Based on the Netflix-WBD transaction price of $27.75 per share, all of that adds up to more than $554 million for the WBD CEO.
Factoring in another 4 million shares that Zaslav is set to receive in January, according to a person close to the situation who declined to be named speaking about the executive’s holdings, the true total is closer to $660 million.
For shareholders, the sale process has brought a similar windfall. Warner Bros. Discovery stock closed at $12.54 on Sept. 10, the day before The Wall Street Journal reported Paramount was preparing a bid for the company.
On Friday morning, Warner Bros. Discovery shares were up almost 3% to more than $25 apiece. That’s more than double Warner Bros. Discovery’s unaffected sale process price and a return to 2022 levels when WarnerMedia and Discovery first merged.

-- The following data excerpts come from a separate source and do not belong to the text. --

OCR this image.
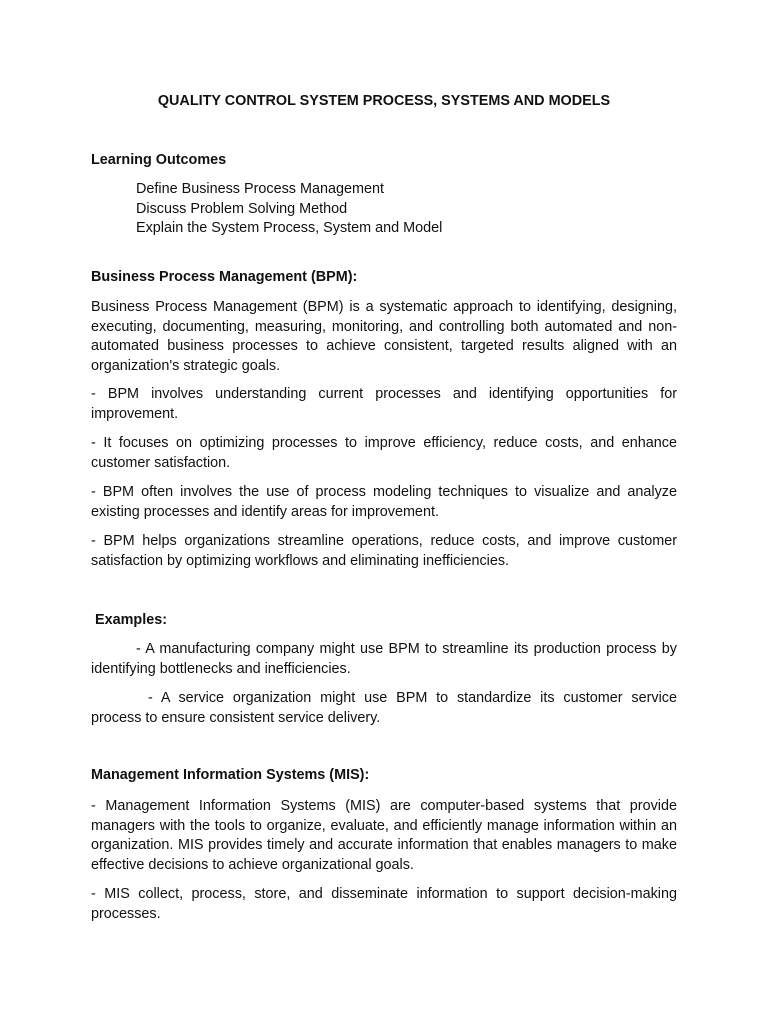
QUALITY CONTROL SYSTEM PROCESS, SYSTEMS AND MODELS

Learning Outcomes

Define Business Process Management
Discuss Problem Solving Method
Explain the System Process, System and Model

Business Process Management (BPM):

Business Process Management (BPM) is a systematic approach to identifying, designing, executing, documenting, measuring, monitoring, and controlling both automated and non-automated business processes to achieve consistent, targeted results aligned with an organization's strategic goals.

- BPM involves understanding current processes and identifying opportunities for improvement.

- It focuses on optimizing processes to improve efficiency, reduce costs, and enhance customer satisfaction.

- BPM often involves the use of process modeling techniques to visualize and analyze existing processes and identify areas for improvement.

- BPM helps organizations streamline operations, reduce costs, and improve customer satisfaction by optimizing workflows and eliminating inefficiencies.

Examples:

- A manufacturing company might use BPM to streamline its production process by identifying bottlenecks and inefficiencies.

- A service organization might use BPM to standardize its customer service process to ensure consistent service delivery.

Management Information Systems (MIS):

- Management Information Systems (MIS) are computer-based systems that provide managers with the tools to organize, evaluate, and efficiently manage information within an organization. MIS provides timely and accurate information that enables managers to make effective decisions to achieve organizational goals.

- MIS collect, process, store, and disseminate information to support decision-making processes.
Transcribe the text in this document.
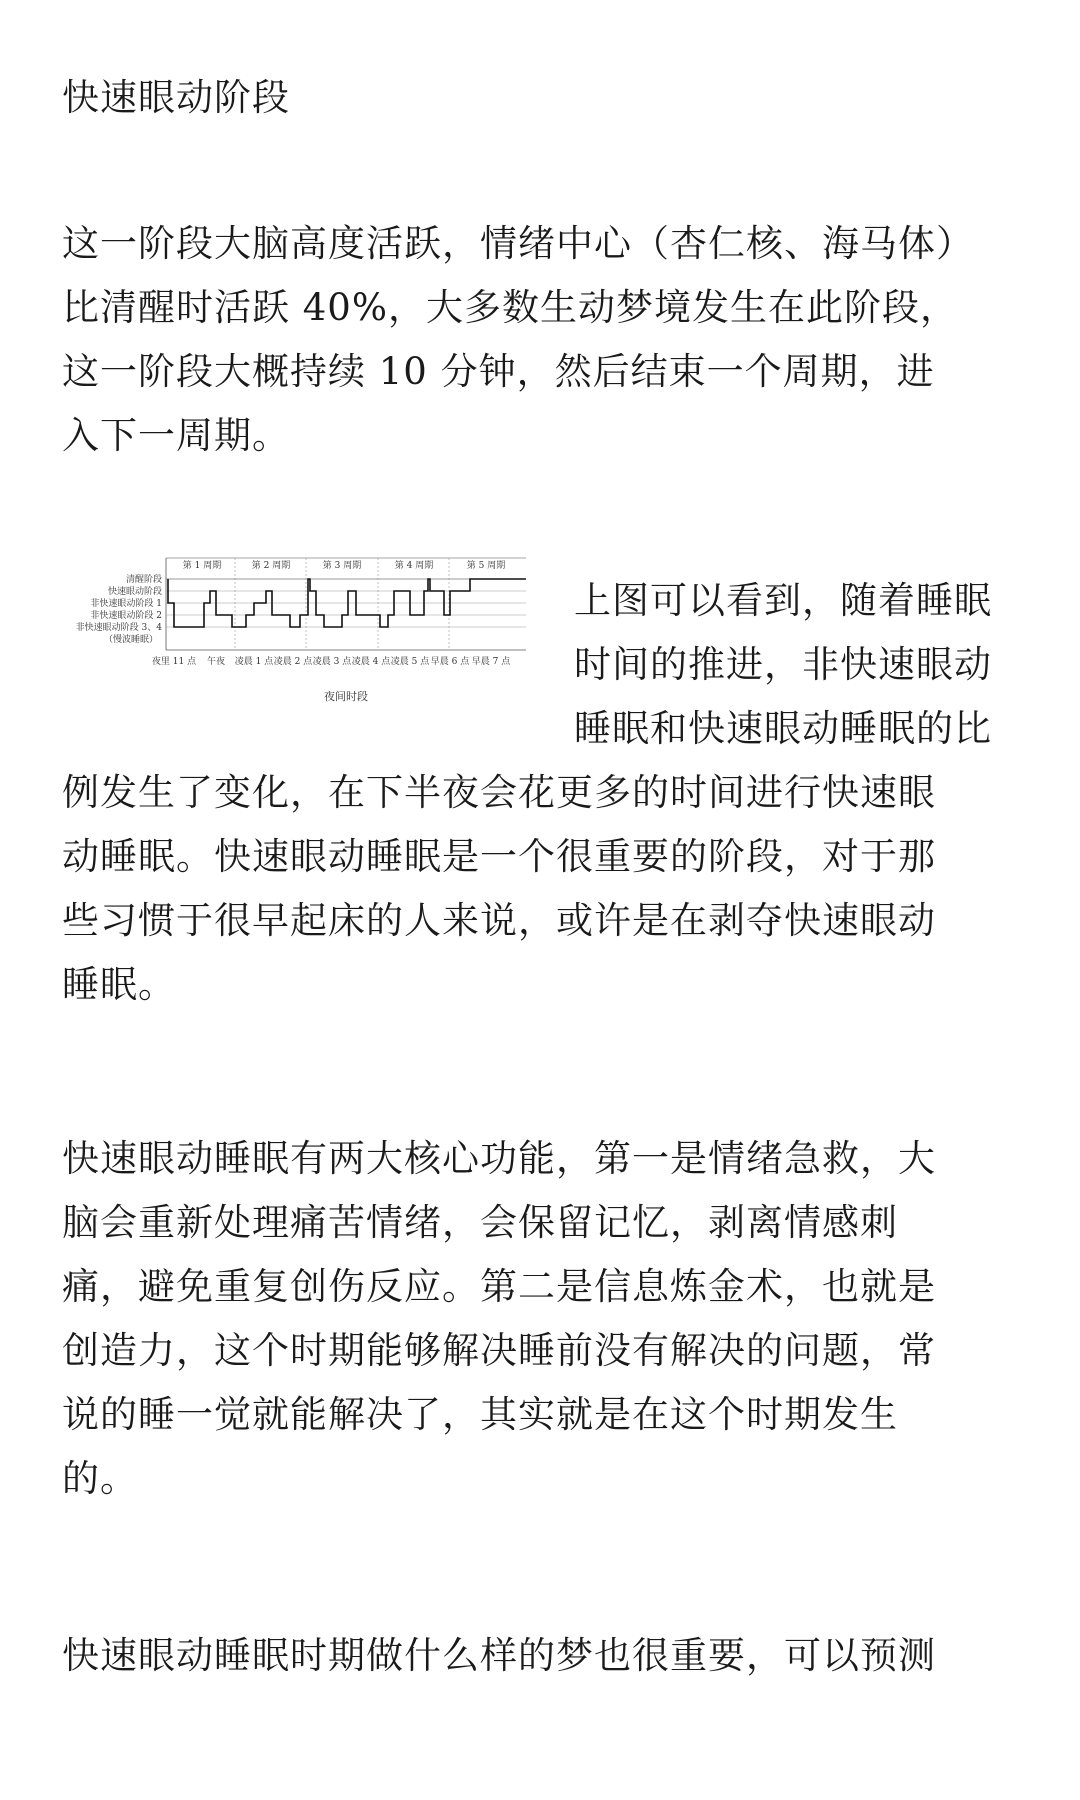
快速眼动阶段
这一阶段大脑高度活跃，情绪中心（杏仁核、海马体）
比清醒时活跃 40%，大多数生动梦境发生在此阶段，
这一阶段大概持续 10 分钟，然后结束一个周期，进
入下一周期。
清醒阶段
快速眼动阶段
非快速眼动阶段 1
非快速眼动阶段 2
非快速眼动阶段 3、4
（慢波睡眠）
第 1 周期	第 2 周期	第 3 周期	第 4 周期	第 5 周期
夜里 11 点 午夜 凌晨 1 点 凌晨 2 点 凌晨 3 点 凌晨 4 点 凌晨 5 点 早晨 6 点 早晨 7 点
夜间时段
上图可以看到，随着睡眠
时间的推进，非快速眼动
睡眠和快速眼动睡眠的比
例发生了变化，在下半夜会花更多的时间进行快速眼
动睡眠。快速眼动睡眠是一个很重要的阶段，对于那
些习惯于很早起床的人来说，或许是在剥夺快速眼动
睡眠。
快速眼动睡眠有两大核心功能，第一是情绪急救，大
脑会重新处理痛苦情绪，会保留记忆，剥离情感刺
痛，避免重复创伤反应。第二是信息炼金术，也就是
创造力，这个时期能够解决睡前没有解决的问题，常
说的睡一觉就能解决了，其实就是在这个时期发生
的。
快速眼动睡眠时期做什么样的梦也很重要，可以预测
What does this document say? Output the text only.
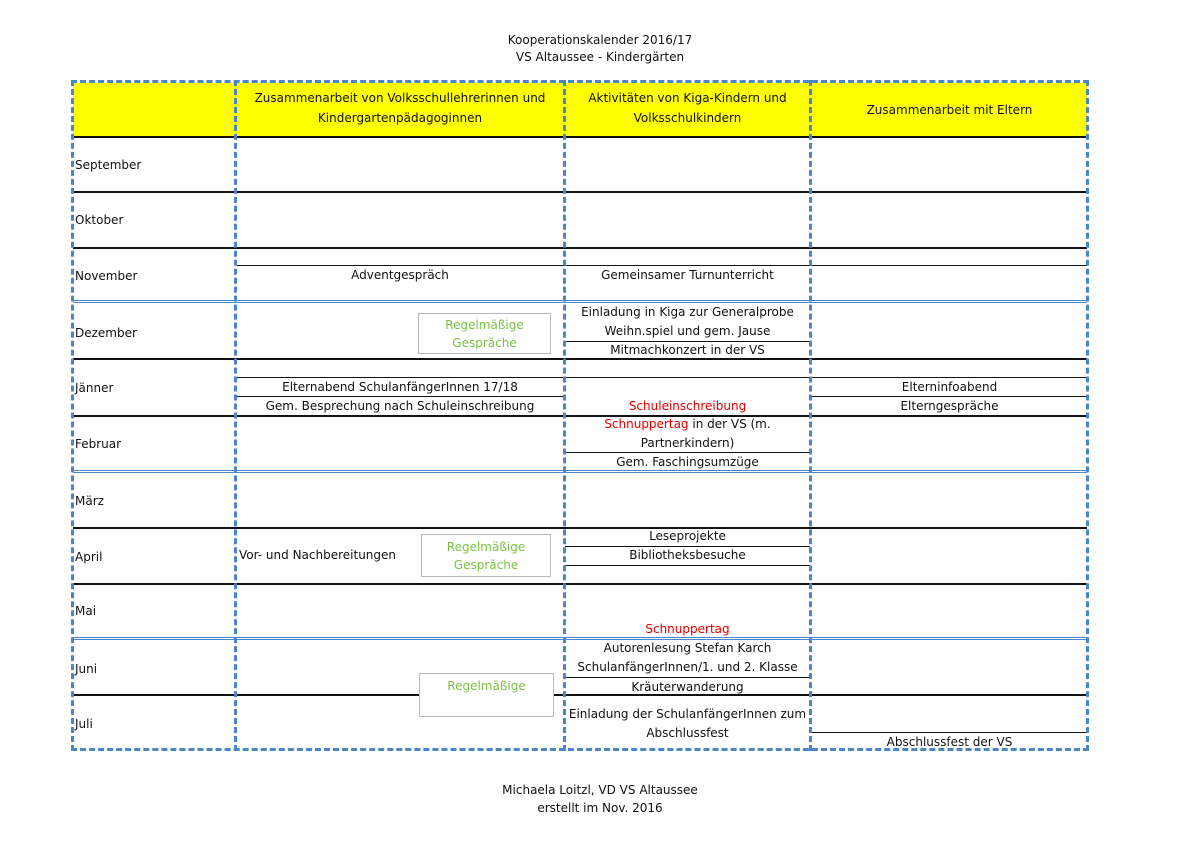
Kooperationskalender 2016/17
VS Altaussee - Kindergärten
Zusammenarbeit von Volksschullehrerinnen und
Kindergartenpädagoginnen
Aktivitäten von Kiga-Kindern und
Volksschulkindern
Zusammenarbeit mit Eltern
September
Oktober
November
Dezember
Jänner
Februar
März
April
Mai
Juni
Juli
Adventgespräch
Elternabend SchulanfängerInnen 17/18
Gem. Besprechung nach Schuleinschreibung
Vor- und Nachbereitungen
Regelmäßige
Gespräche
Regelmäßige
Gespräche
Regelmäßige
Gemeinsamer Turnunterricht
Einladung in Kiga zur Generalprobe
Weihn.spiel und gem. Jause
Mitmachkonzert in der VS
Schuleinschreibung
Schnuppertag in der VS (m.
Partnerkindern)
Gem. Faschingsumzüge
Leseprojekte
Bibliotheksbesuche
Schnuppertag
Autorenlesung Stefan Karch
SchulanfängerInnen/1. und 2. Klasse
Kräuterwanderung
Einladung der SchulanfängerInnen zum
Abschlussfest
Elterninfoabend
Elterngespräche
Abschlussfest der VS
Michaela Loitzl, VD VS Altaussee
erstellt im Nov. 2016
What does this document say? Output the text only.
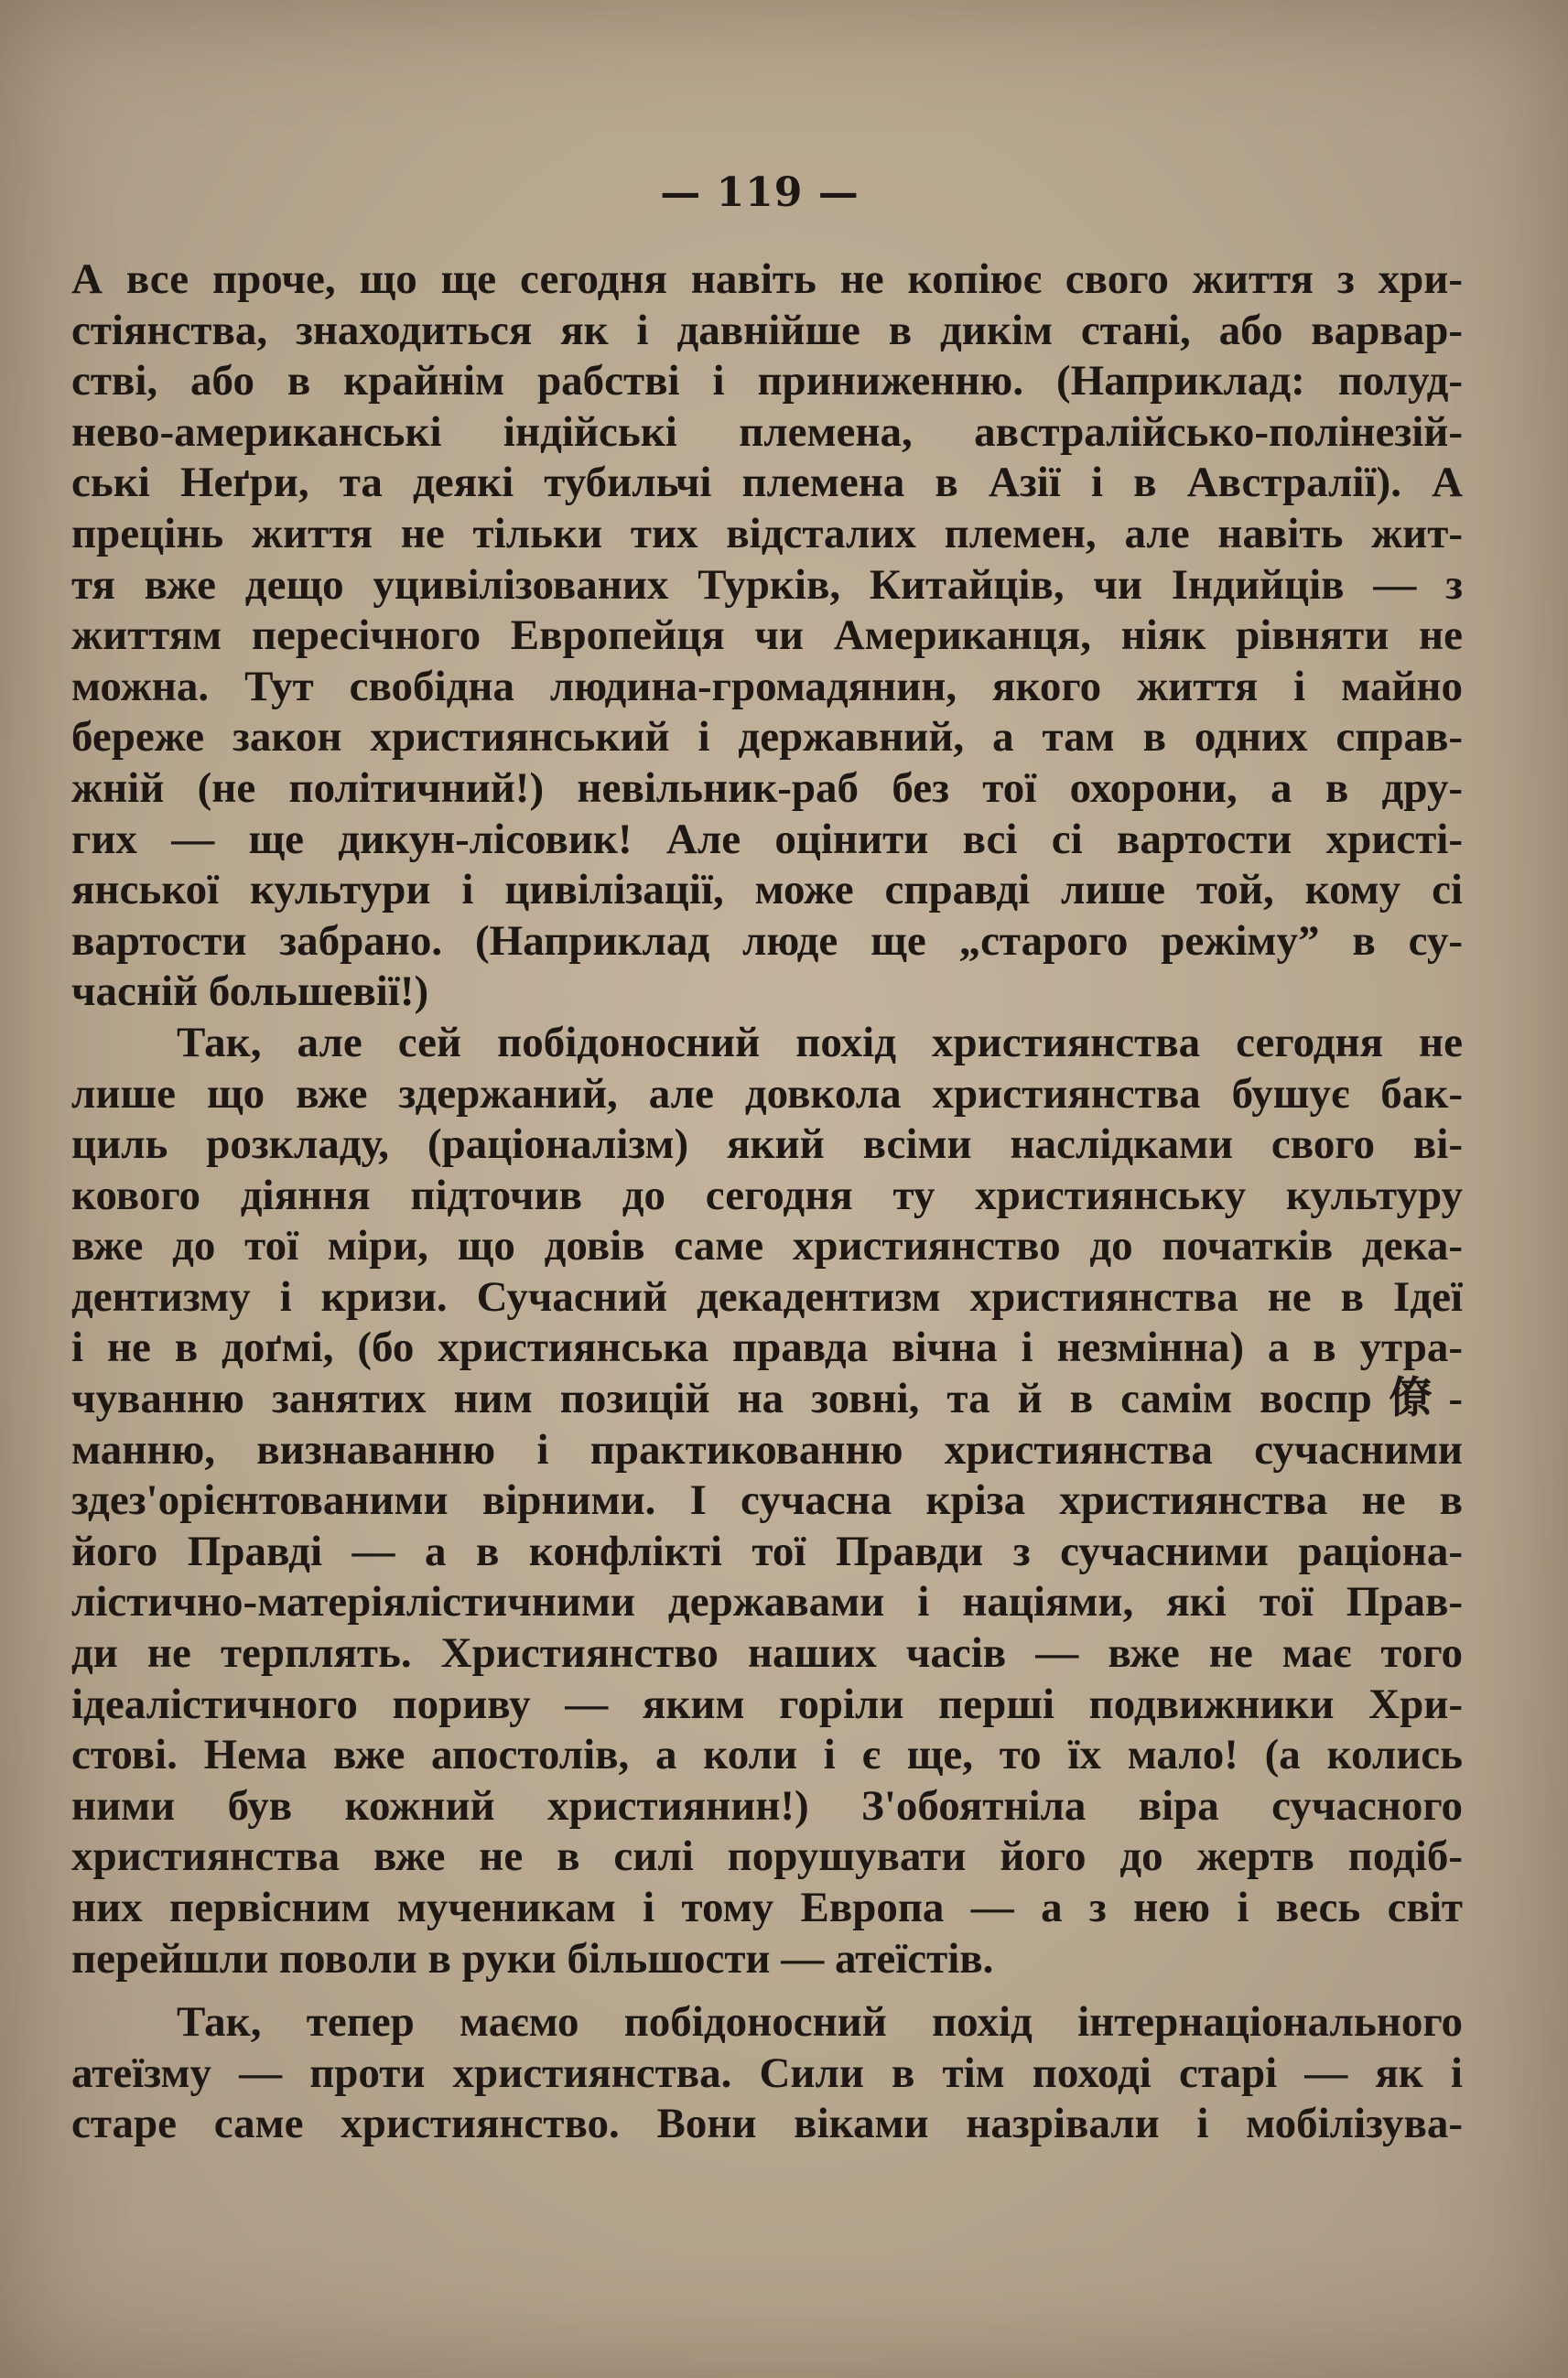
— 119 —
А все проче, що ще сегодня навіть не копіює свого життя з хри-
стіянства, знаходиться як і давнійше в дикім стані, або варвар-
стві, або в крайнім рабстві і приниженню. (Наприклад: полуд-
нево-американські індійські племена, австралійсько-полінезій-
ські Неґри, та деякі тубильчі племена в Азії і в Австралії). А
прецінь життя не тільки тих відсталих племен, але навіть жит-
тя вже дещо уцивілізованих Турків, Китайців, чи Індийців — з
життям пересічного Европейця чи Американця, ніяк рівняти не
можна. Тут свобідна людина-громадянин, якого життя і майно
береже закон християнський і державний, а там в одних справ-
жній (не політичний!) невільник-раб без тої охорони, а в дру-
гих — ще дикун-лісовик! Але оцінити всі сі вартости христі-
янської культури і цивілізації, може справді лише той, кому сі
вартости забрано. (Наприклад люде ще „старого режіму” в су-
часній большевії!)
Так, але сей побідоносний похід християнства сегодня не
лише що вже здержаний, але довкола християнства бушує бак-
циль розкладу, (раціоналізм) який всіми наслідками свого ві-
кового діяння підточив до сегодня ту християнську культуру
вже до тої міри, що довів саме християнство до початків дека-
дентизму і кризи. Сучасний декадентизм християнства не в Ідеї
і не в доґмі, (бо християнська правда вічна і незмінна) а в утра-
чуванню занятих ним позицій на зовні, та й в самім воспр僚-
манню, визнаванню і практикованню християнства сучасними
здез'орієнтованими вірними. І сучасна кріза християнства не в
його Правді — а в конфлікті тої Правди з сучасними раціона-
лістично-матеріялістичними державами і націями, які тої Прав-
ди не терплять. Християнство наших часів — вже не має того
ідеалістичного пориву — яким горіли перші подвижники Хри-
стові. Нема вже апостолів, а коли і є ще, то їх мало! (а колись
ними був кожний християнин!) З'обоятніла віра сучасного
християнства вже не в силі порушувати його до жертв подіб-
них первісним мученикам і тому Европа — а з нею і весь світ
перейшли поволи в руки більшости — атеїстів.
Так, тепер маємо побідоносний похід інтернаціонального
атеїзму — проти християнства. Сили в тім поході старі — як і
старе саме християнство. Вони віками назрівали і мобілізува-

That’s vindication for Zaslav, who has spent nearly four years coming under fire from Hollywood and investors for failing to deliver for shareholders. With Friday’s announcement, he’s effectively pulled victory from the jaws of defeat.
And still, Paramount is likely not done with its pursuit of buying all of Warner Bros. Discovery.
Paramount’s hostile play
Ellison has wasted no time at the helm of Paramount Skydance, transforming the company through deals and acquisitions.
Ellison’s hunt for Warner Bros. Discovery was his biggest endeavor since taking control of the company.
Paramount’s lawyers sent a letter to Warner Bros. Discovery this week, first reported by CNBC, claiming the sale process had been rigged in Netflix’s direction. Paramount has accused Warner Bros. Discovery of failing to properly consider its offer of $30, all-cash, and instead selling to Netflix as a predetermined outcome.
Netflix made an initial bid for WBD’s studio and streaming assets of $27 a share, according to a person familiar with the matter. That trumped Paramount’s offer at the time and turned the trajectory of the sales talks in Netflix’s direction, said the person, who asked not to be named because the discussions were private.
Paramount was the only bidder interested in acquiring all of WBD’s assets — the film studio, streaming service and TV networks. It has maintained that its offer is superior.
Paramount’s executives and advisors valued the Discovery Global networks portfolio at close to $2 a share, based on its predicted trading multiple and estimated leverage ratio, according to people familiar with the matter, who asked not to be named because the discussions were private.
Warner Bros. Discovery believes Discovery Global could have a value of $3 per share or more if it trades well in the public markets, according to other people with direct knowledge of the matter.
Paramount has also argued there are tax efficiencies for shareholders in acquiring the whole company rather than buying only a portion of it, and that Netflix’s bid comes with steeper regulatory risk. The Trump administration’s view of the proposed combination is one of “heavy skepticism,” CNBC reported Friday.
Paramount offered a break-up fee of $5 billion if the proposed deal didn’t get regulatory approval, according to the people familiar.
Netflix’s bid included a $5.8 billion break-up fee in case the deal doesn’t get regulatory approval, according to a Securities and Exchange Commission filing Friday.
Paramount is now weighing its options about whether to go straight to shareholders with one more improved bid — perhaps even higher than the $30-per-share, all-cash offer it submitted to WBD this week.
If it does, Netflix would have a chance to match that bid. The end result would mean even more money for WBD shareholders — and more money for Zaslav.